Simpson Desert Day 4

Friday, Aug 27, 1999 at 00:00

ExplorOz - David & Michelle

The 53km of French Line from the Colson intersection to the Erabena intersection took an incredibly long time, for no other reason than the dune run ups are quite bumpy (thanks to people who don't let down their tyres enough). We turned right (south) at the Erabena intersection and took the 50km to the Lone Gum Tree, which is an interesting sight in the desert because no one knows how or why this huge gum tree is here as it's native territory is the claysoils of flood prone areas. The tree is actually on the Rig Road.

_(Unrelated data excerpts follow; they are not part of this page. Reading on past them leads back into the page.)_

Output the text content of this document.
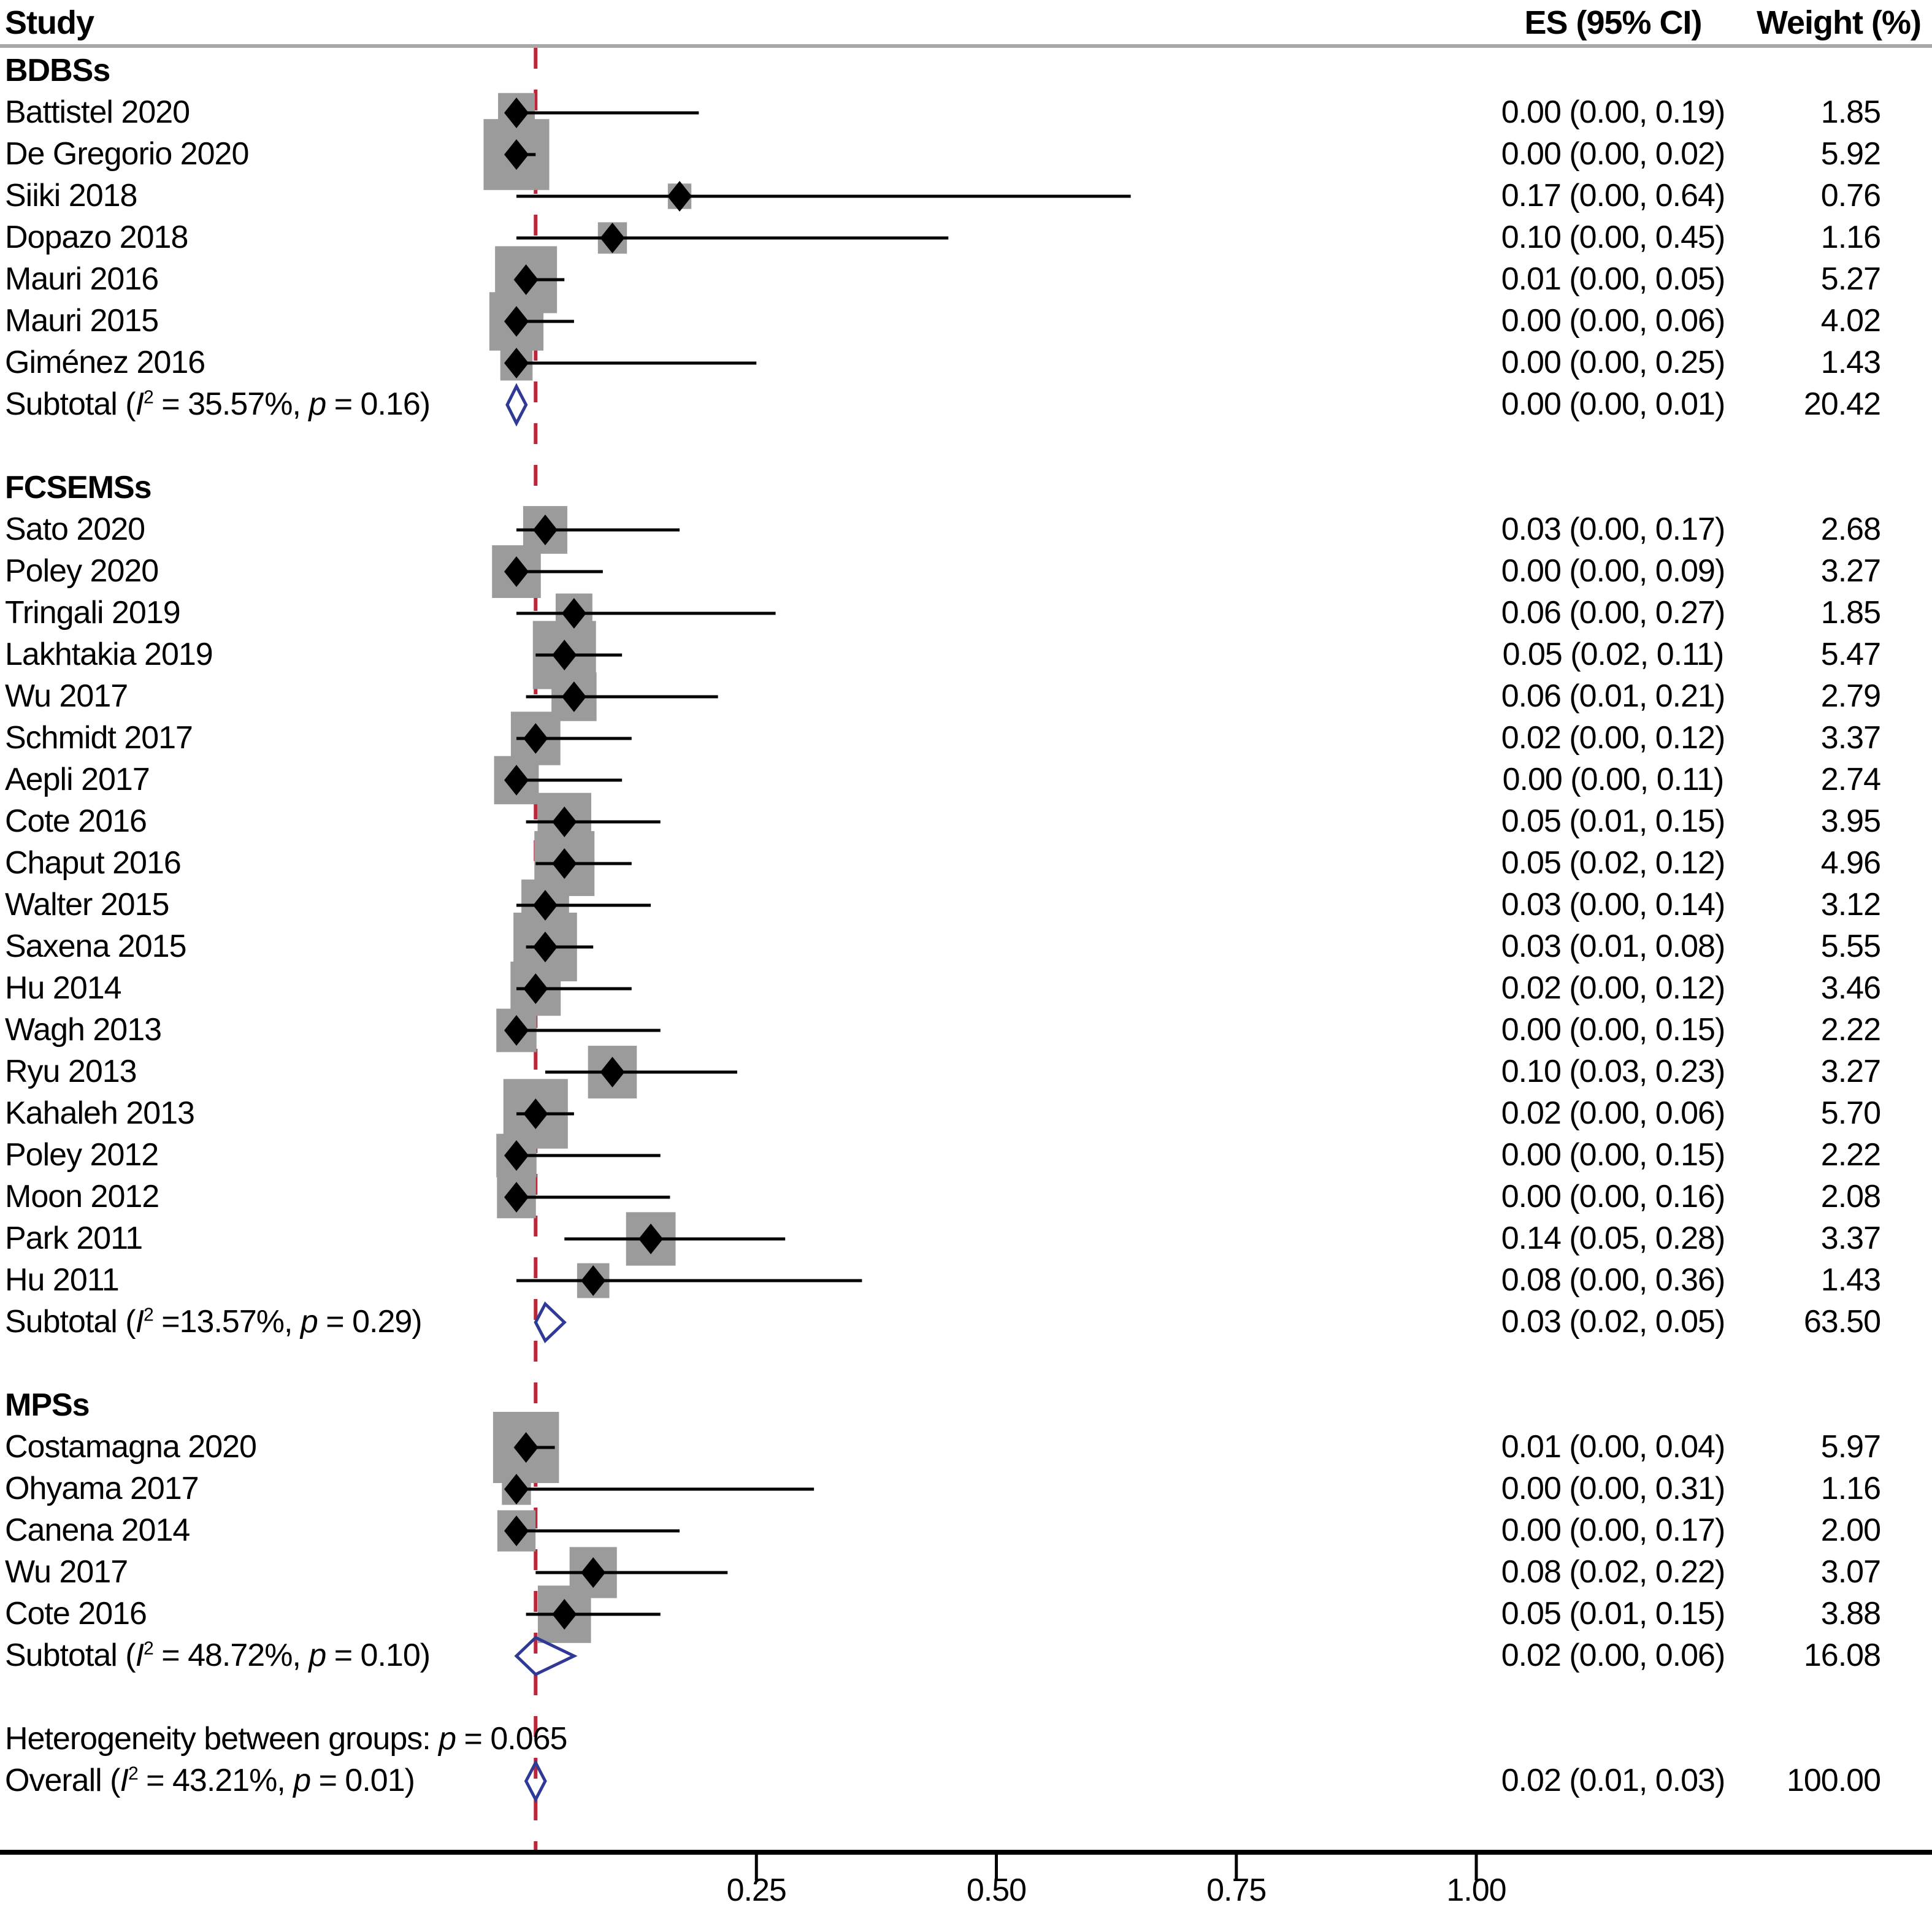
Study	ES (95% CI)	Weight (%)
BDBSs
Battistel 2020	0.00 (0.00, 0.19)	1.85
De Gregorio 2020	0.00 (0.00, 0.02)	5.92
Siiki 2018	0.17 (0.00, 0.64)	0.76
Dopazo 2018	0.10 (0.00, 0.45)	1.16
Mauri 2016	0.01 (0.00, 0.05)	5.27
Mauri 2015	0.00 (0.00, 0.06)	4.02
Giménez 2016	0.00 (0.00, 0.25)	1.43
Subtotal ($I^2 = 35.57\%$, p = 0.16)	0.00 (0.00, 0.01)	20.42
FCSEMSs
Sato 2020	0.03 (0.00, 0.17)	2.68
Poley 2020	0.00 (0.00, 0.09)	3.27
Tringali 2019	0.06 (0.00, 0.27)	1.85
Lakhtakia 2019	0.05 (0.02, 0.11)	5.47
Wu 2017	0.06 (0.01, 0.21)	2.79
Schmidt 2017	0.02 (0.00, 0.12)	3.37
Aepli 2017	0.00 (0.00, 0.11)	2.74
Cote 2016	0.05 (0.01, 0.15)	3.95
Chaput 2016	0.05 (0.02, 0.12)	4.96
Walter 2015	0.03 (0.00, 0.14)	3.12
Saxena 2015	0.03 (0.01, 0.08)	5.55
Hu 2014	0.02 (0.00, 0.12)	3.46
Wagh 2013	0.00 (0.00, 0.15)	2.22
Ryu 2013	0.10 (0.03, 0.23)	3.27
Kahaleh 2013	0.02 (0.00, 0.06)	5.70
Poley 2012	0.00 (0.00, 0.15)	2.22
Moon 2012	0.00 (0.00, 0.16)	2.08
Park 2011	0.14 (0.05, 0.28)	3.37
Hu 2011	0.08 (0.00, 0.36)	1.43
Subtotal ($I^2 =13.57\%$, p = 0.29)	0.03 (0.02, 0.05)	63.50
MPSs
Costamagna 2020	0.01 (0.00, 0.04)	5.97
Ohyama 2017	0.00 (0.00, 0.31)	1.16
Canena 2014	0.00 (0.00, 0.17)	2.00
Wu 2017	0.08 (0.02, 0.22)	3.07
Cote 2016	0.05 (0.01, 0.15)	3.88
Subtotal ($I^2 = 48.72\%$, p = 0.10)	0.02 (0.00, 0.06)	16.08
Heterogeneity between groups: p = 0.065
Overall ($I^2 = 43.21\%$, p = 0.01)	0.02 (0.01, 0.03)	100.00
0.25	0.50	0.75	1.00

After visiting the tree we backtracked up the Erabena and turned right (east) onto the WAA Line. Of all the tracks we crossed on the Simpson the WAA was the most difficult at the time due to "blowouts", sections of track that have eroded by wind around an obstacle (like a rock or hard soil) resulting in gaping great holes right where one of your wheels should go! This photo shows a blowout in the shade of the spinifex. Not that they caused us any concern but we did take the diversion tracks around some of the particularly bad ones. For anyone travelling from the east to the west then this would cause greater concern as you wouldn't see them (only on the western approach). The height of the dunes on the WAA however are considerably less than those on the French Line.

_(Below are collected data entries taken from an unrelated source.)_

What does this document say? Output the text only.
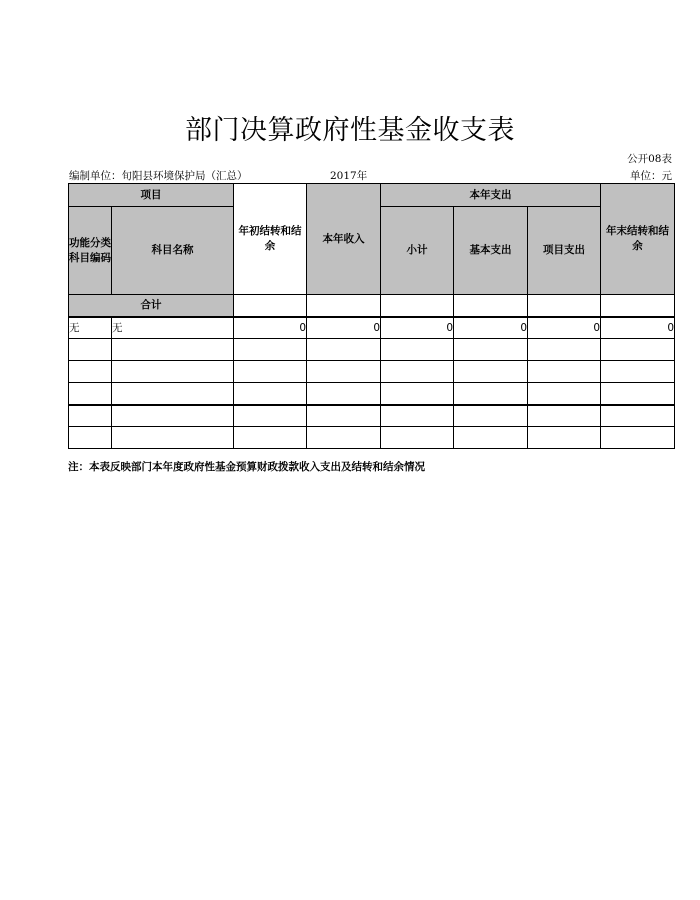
部门决算政府性基金收支表
公开08表
编制单位：旬阳县环境保护局（汇总）	2017年	单位：元
项目		年初结转和结余	本年收入	本年支出			年末结转和结余
功能分类科目编码	科目名称			小计	基本支出	项目支出	
合计							
无	无	0	0	0	0	0	0

注：本表反映部门本年度政府性基金预算财政拨款收入支出及结转和结余情况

After 6 hours of driving today we finally made it to the intersection of the WAA and Knolls Track. The entire Simpson Desert is fairly easily navigable by GPS/compass/sun direction or track markers. You'll notice however, that some idiots have "souvenired" many of the track markers making it a little more challenging to check your position. This particular intersection was a bit conflicting with our calculations and since the intersection was not marked we continued on, unsure that we were at the right one. Our Westprint map and SA Parks Pass booklet did not show any tracks continuing further east past the intersection but here was a track. After a few kilometres we turned back and it wasn't until quite a few more kilometres along the Knolls Track that we found the first marker confirming we were on the right road. So, please if you go to the desert DON'T TAKE THE MARKERS.

We'd just about had it for the day after almost 8 hours driving but we wanted to get to the Approdinna Attora Knolls - two gypsum outcrops that were once the highest peaks in the desert. The atmosphere in this area is quite different to other parts of the desert, with a salt lake (Lake Tambyn) and a significant gidgee forest providing the first option of shady camping
David (DM) & Michelle (MM)
Always working not enough travelling!